The 1986 K2 Disaster — Thirteen dead across a single brutal season
Across the 1986 climbing season on K2, the second-highest mountain on Earth and one of the deadliest, thirteen climbers died in a succession of avalanches, falls, illness and exhaustion — the worst single year the mountain had then seen. The toll was not one accident but a chain of them, culminating in a five-day storm in early August that trapped a group of climbers at the high camp on the Shoulder, around 8,000 metres, and killed five of them as they tried to descend. The mountain, in the Karakoram on the China–Pakistan border, stands at 8,611 metres.
The deaths spanned the whole season rather than a single day. In late June an avalanche on a new American route killed two climbers, John Smolich and Alan Pennington; days later the French pair Maurice and Liliane Barrard disappeared on the descent from the summit. July took the Polish climber Tadeusz Piotrowski, who fell after a hard new route on the south face, and the Italian soloist Renato Casarotto, who died in a crevasse fall at the foot of the mountain after retreating from a solo attempt. In early August the Polish climber Wojciech Wróż fell from the fixed ropes and a Pakistani high-altitude porter, Mohammad Ali, was killed by rockfall. Then the storm closed in.
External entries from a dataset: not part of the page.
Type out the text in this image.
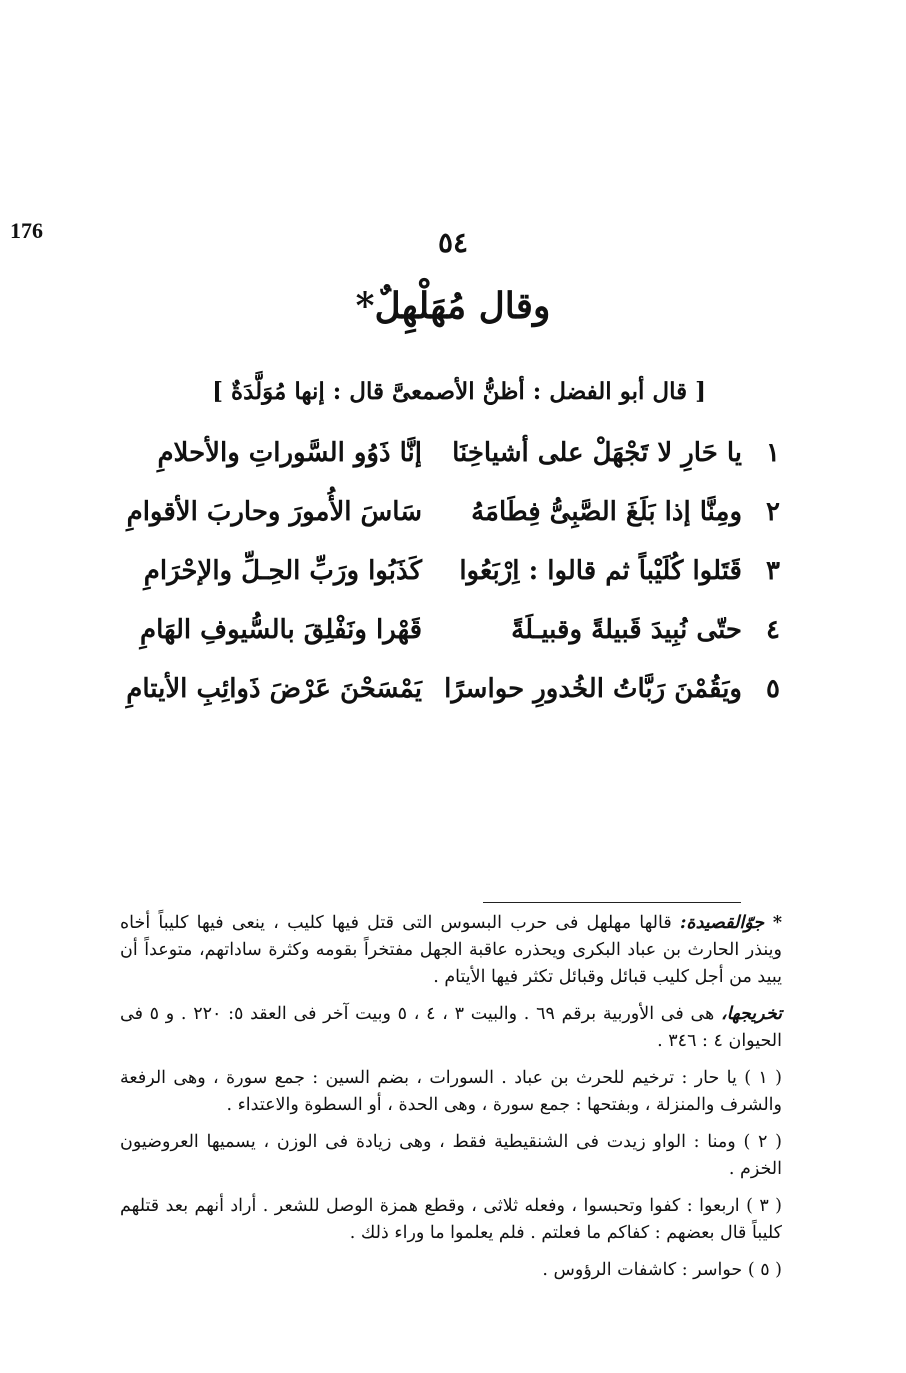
176	٥٤
وقال مُهَلْهِلٌ*
[ قال أبو الفضل : أظنُّ الأصمعىَّ قال : إنها مُوَلَّدَةٌ ]
١
يا حَارِ لا تَجْهَلْ على أشياخِنَا
إنَّا ذَوُو السَّوراتِ والأحلامِ
٢
ومِنَّا إذا بَلَغَ الصَّبِىُّ فِطَامَهُ
سَاسَ الأُمورَ وحاربَ الأقوامِ
٣
قَتَلوا كُلَيْباً ثم قالوا : اِرْبَعُوا
كَذَبُوا ورَبِّ الحِـلِّ والإحْرَامِ
٤
حتّى نُبِيدَ قَبيلةً وقبيـلَةً
قَهْرا ونَفْلِقَ بالسُّيوفِ الهَامِ
٥
ويَقُمْنَ رَبَّاتُ الخُدورِ حواسرًا
يَمْسَحْنَ عَرْضَ ذَوائِبِ الأيتامِ

* جوّالقصيدة: قالها مهلهل فى حرب البسوس التى قتل فيها كليب ، ينعى فيها كليباً أخاه وينذر الحارث بن عباد البكرى ويحذره عاقبة الجهل مفتخراً بقومه وكثرة ساداتهم، متوعداً أن يبيد من أجل كليب قبائل وقبائل تكثر فيها الأيتام .

تخريجها، هى فى الأوربية برقم ٦٩ . والبيت ٣ ، ٤ ، ٥ وبيت آخر فى العقد ٥: ٢٢٠ . و ٥ فى الحيوان ٤ : ٣٤٦ .

( ١ ) يا حار : ترخيم للحرث بن عباد . السورات ، بضم السين : جمع سورة ، وهى الرفعة والشرف والمنزلة ، وبفتحها : جمع سورة ، وهى الحدة ، أو السطوة والاعتداء .

( ٢ ) ومنا : الواو زيدت فى الشنقيطية فقط ، وهى زيادة فى الوزن ، يسميها العروضيون الخزم .

( ٣ ) اربعوا : كفوا وتحبسوا ، وفعله ثلاثى ، وقطع همزة الوصل للشعر . أراد أنهم بعد قتلهم كليباً قال بعضهم : كفاكم ما فعلتم . فلم يعلموا ما وراء ذلك .

( ٥ ) حواسر : كاشفات الرؤوس .
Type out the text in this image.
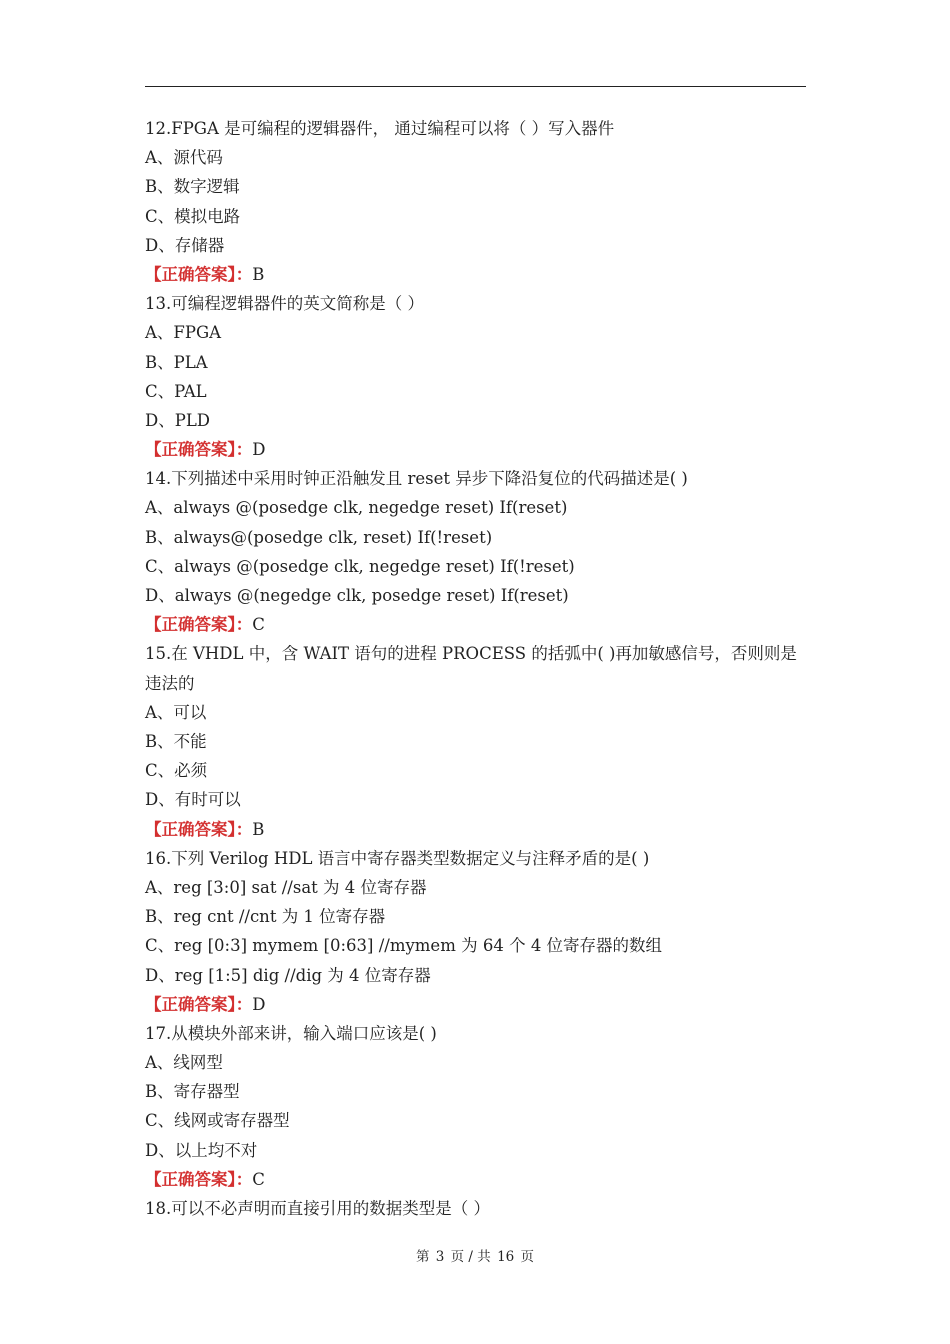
12.FPGA 是可编程的逻辑器件， 通过编程可以将（ ）写入器件
A、源代码
B、数字逻辑
C、模拟电路
D、存储器
【正确答案】：B
13.可编程逻辑器件的英文简称是（ ）
A、FPGA
B、PLA
C、PAL
D、PLD
【正确答案】：D
14.下列描述中采用时钟正沿触发且 reset 异步下降沿复位的代码描述是( )
A、always @(posedge clk, negedge reset) If(reset)
B、always@(posedge clk, reset) If(!reset)
C、always @(posedge clk, negedge reset) If(!reset)
D、always @(negedge clk, posedge reset) If(reset)
【正确答案】：C
15.在 VHDL 中，含 WAIT 语句的进程 PROCESS 的括弧中( )再加敏感信号，否则则是违法的
A、可以
B、不能
C、必须
D、有时可以
【正确答案】：B
16.下列 Verilog HDL 语言中寄存器类型数据定义与注释矛盾的是( )
A、reg [3:0] sat //sat 为 4 位寄存器
B、reg cnt //cnt 为 1 位寄存器
C、reg [0:3] mymem [0:63] //mymem 为 64 个 4 位寄存器的数组
D、reg [1:5] dig //dig 为 4 位寄存器
【正确答案】：D
17.从模块外部来讲，输入端口应该是( )
A、线网型
B、寄存器型
C、线网或寄存器型
D、以上均不对
【正确答案】：C
18.可以不必声明而直接引用的数据类型是（ ）
第 3 页 / 共 16 页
The final phase, the August catastrophe on the Shoulder, became the season’s defining horror. Several climbers who had summited on 4 August were pinned at the top camp by a storm with winds reported above 160 km/h, without food or fuel, for roughly five days. As they finally tried to descend on 10 August, weakened and snow-blind, five died: the British climber and filmmaker Julie Tullis, the British climber Alan Rouse, the Austrians Hannes Wieser and Alfred Imitzer, and the Polish climber Dobrosława Miodowicz-Wolf, known as Mrówka (“the Ant”). The Austrian Willi Bauer and the Austrian filmmaker Kurt Diemberger survived, gravely frostbitten. The season also recorded the first ascents of K2 by women — Wanda Rutkiewicz and Liliane Barrard on 23 June, and Tullis on 4 August — achievements bound, in Barrard’s and Tullis’s cases, to the same mountain that killed them.